The Second District Court of Appeal has affirmed a lower court ruling in favor of Ventura residents who sued Ventura County over a hospital project, contesting an addendum to the environmental impact report issued 11 years after the original EIR. The court held the Ventura Foothill Neighbors' petition was not time-barred under state law and that a supplemental EIR should have been prepared instead of an addendum to the EIR. The project in question has been completed in the meantime.

The county certified an EIR in 1993 to support construction of a five-story ambulatory care center on the grounds of the Ventura County Medical Center, adjacent to a hilly residential neighborhood in Ventura. The EIR said the project would be 72 feet in height; detailed drawings released the following year showed the building would be 88.5 feet in height counting parapets.

But the county did nothing more for 11 years – until 2005, when the county proposed moving the project 200 feet north and 160 feet west of the original location. The new project would be 90 feet high including parapets, but the height increase was not mentioned in the addendum's notice of declaration. Although final plans were approved in 2007, residents claim they did not know of the 90-foot height of the revamped project until one of the residents saw a 90-foot construction auger rig on the site in 2008.

The residents sued, claiming that the relocated building would be placed on a much higher grade than the original building and that they had not received adequate notice in the addendum of possible additional impacts. Judge Glen M. Reiser, Ventura County's CEQA judge, declined to issue a preliminary injunction halting construction of the project. However, he rejected the county's claim that the lawsuit was time-barred and eventually granted a peremptory writ of mandate in favor of the neighbors. The project continued in the meantime.

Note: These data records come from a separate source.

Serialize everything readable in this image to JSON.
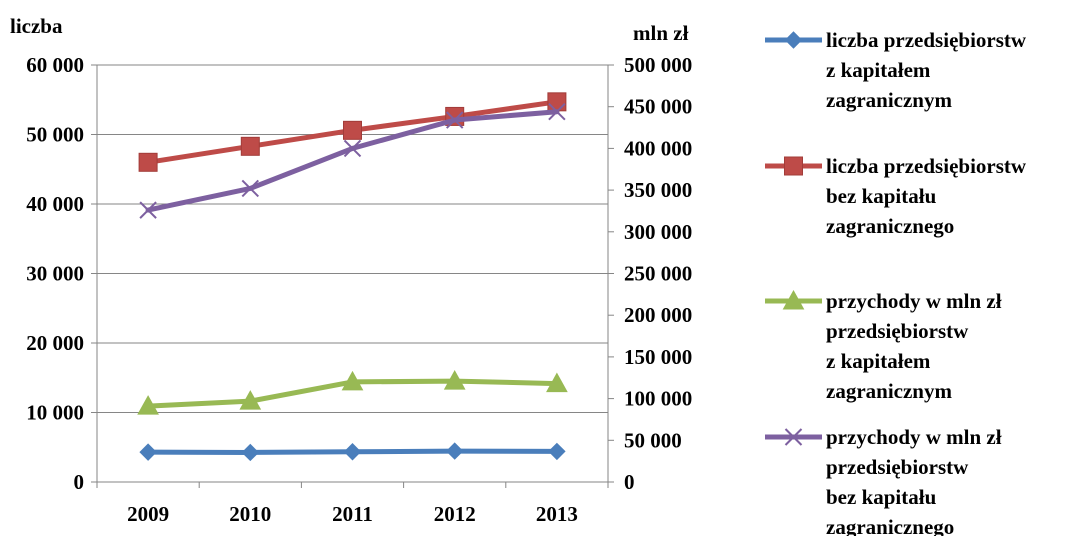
{
  "chart_data": {
    "type": "line",
    "title": "",
    "xlabel": "",
    "ylabel_left": "liczba",
    "ylabel_right": "mln zł",
    "categories": [
      "2009",
      "2010",
      "2011",
      "2012",
      "2013"
    ],
    "y_left": {
      "ylim": [
        0,
        60000
      ],
      "ticks": [
        0,
        10000,
        20000,
        30000,
        40000,
        50000,
        60000
      ],
      "tick_labels": [
        "0",
        "10 000",
        "20 000",
        "30 000",
        "40 000",
        "50 000",
        "60 000"
      ]
    },
    "y_right": {
      "ylim": [
        0,
        500000
      ],
      "ticks": [
        0,
        50000,
        100000,
        150000,
        200000,
        250000,
        300000,
        350000,
        400000,
        450000,
        500000
      ],
      "tick_labels": [
        "0",
        "50 000",
        "100 000",
        "150 000",
        "200 000",
        "250 000",
        "300 000",
        "350 000",
        "400 000",
        "450 000",
        "500 000"
      ]
    },
    "grid": "horizontal",
    "legend_position": "right",
    "series": [
      {
        "name": "liczba przedsiębiorstw z kapitałem zagranicznym",
        "legend_lines": [
          "liczba przedsiębiorstw",
          "z kapitałem",
          "zagranicznym"
        ],
        "axis": "left",
        "marker": "diamond",
        "color": "#4a7ebb",
        "values": [
          4300,
          4250,
          4350,
          4450,
          4400
        ]
      },
      {
        "name": "liczba przedsiębiorstw bez kapitału zagranicznego",
        "legend_lines": [
          "liczba przedsiębiorstw",
          "bez kapitału",
          "zagranicznego"
        ],
        "axis": "left",
        "marker": "square",
        "color": "#be4b48",
        "values": [
          46000,
          48300,
          50600,
          52600,
          54700
        ]
      },
      {
        "name": "przychody w mln zł przedsiębiorstw z kapitałem zagranicznym",
        "legend_lines": [
          "przychody w mln zł",
          "przedsiębiorstw",
          "z kapitałem",
          "zagranicznym"
        ],
        "axis": "right",
        "marker": "triangle",
        "color": "#98b954",
        "values": [
          91000,
          97000,
          120000,
          121000,
          118000
        ]
      },
      {
        "name": "przychody w mln zł przedsiębiorstw bez kapitału zagranicznego",
        "legend_lines": [
          "przychody w mln zł",
          "przedsiębiorstw",
          "bez kapitału",
          "zagranicznego"
        ],
        "axis": "right",
        "marker": "x",
        "color": "#7d60a0",
        "values": [
          326000,
          352000,
          400000,
          434000,
          444000
        ]
      }
    ]
  }
}
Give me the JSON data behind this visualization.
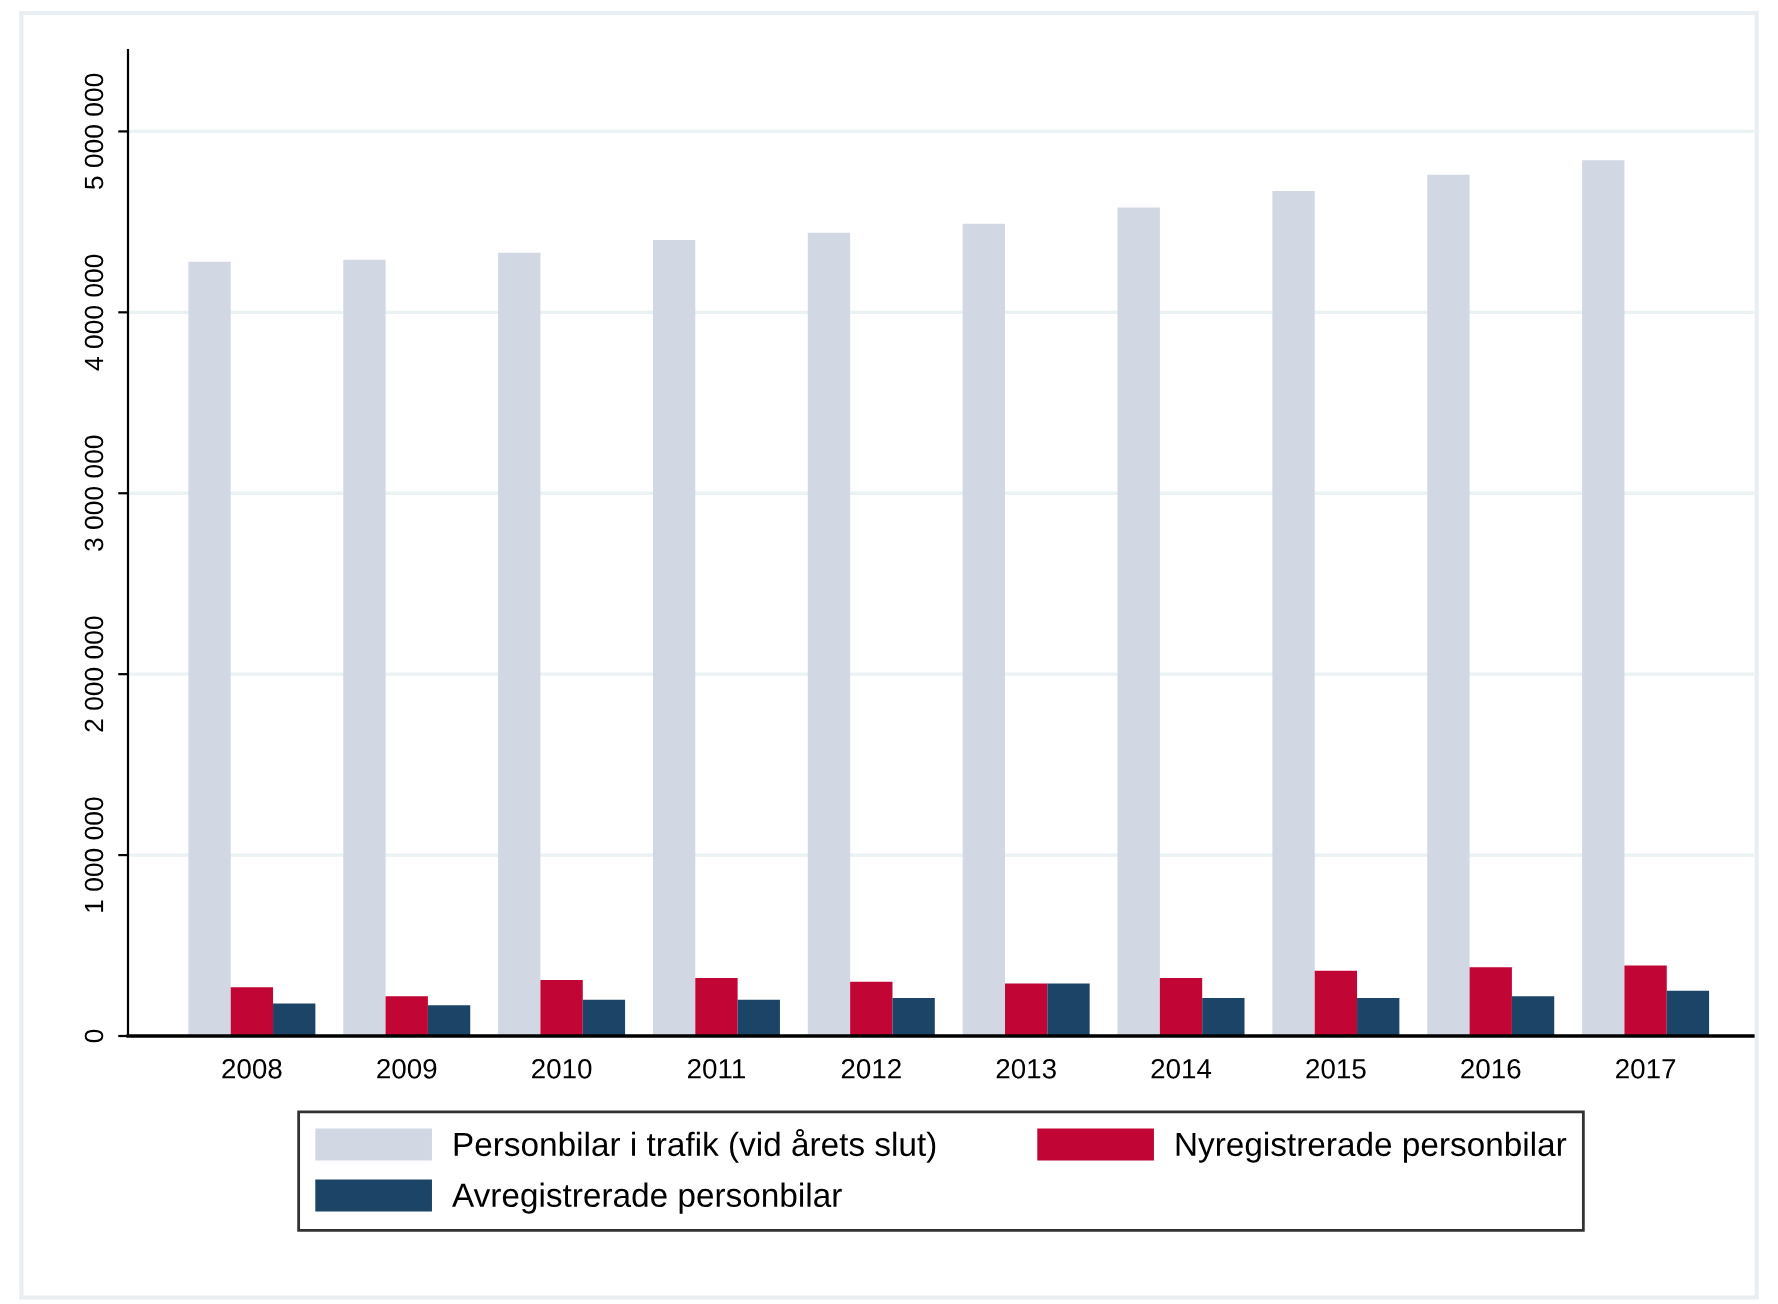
{
  "chart_data": {
    "type": "bar",
    "categories": [
      "2008",
      "2009",
      "2010",
      "2011",
      "2012",
      "2013",
      "2014",
      "2015",
      "2016",
      "2017"
    ],
    "series": [
      {
        "name": "Personbilar i trafik (vid årets slut)",
        "color": "#d1d8e3",
        "values": [
          4280000,
          4290000,
          4330000,
          4400000,
          4440000,
          4490000,
          4580000,
          4670000,
          4760000,
          4840000
        ]
      },
      {
        "name": "Nyregistrerade personbilar",
        "color": "#c10534",
        "values": [
          270000,
          220000,
          310000,
          320000,
          300000,
          290000,
          320000,
          360000,
          380000,
          390000
        ]
      },
      {
        "name": "Avregistrerade personbilar",
        "color": "#1c4466",
        "values": [
          180000,
          170000,
          200000,
          200000,
          210000,
          290000,
          210000,
          210000,
          220000,
          250000
        ]
      }
    ],
    "ylim": [
      0,
      5450000
    ],
    "yticks": [
      {
        "value": 0,
        "label": "0"
      },
      {
        "value": 1000000,
        "label": "1 000 000"
      },
      {
        "value": 2000000,
        "label": "2 000 000"
      },
      {
        "value": 3000000,
        "label": "3 000 000"
      },
      {
        "value": 4000000,
        "label": "4 000 000"
      },
      {
        "value": 5000000,
        "label": "5 000 000"
      }
    ],
    "grid": "y",
    "legend": "bottom"
  }
}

The Second District panel in Ventura (Division Six) affirmed Reiser's ruling. "At oral argument appellants' counsel said that even if County had doubled the height of the Clinic, once the 30-day period elapsed any challenge to its action would still be time-barred," wrote Justice Kenneth Yegan for the unanimous panel. "This is nonsense. We agree with the trial court that the 30-day statute of limitations is inapplicable because County did not provide notice to the public of the increase in the Clinic's height."

The case is Ventura Foothill Neighbors v. County of Ventura.

The author served on the Ventura City Council from 2003 to 2011.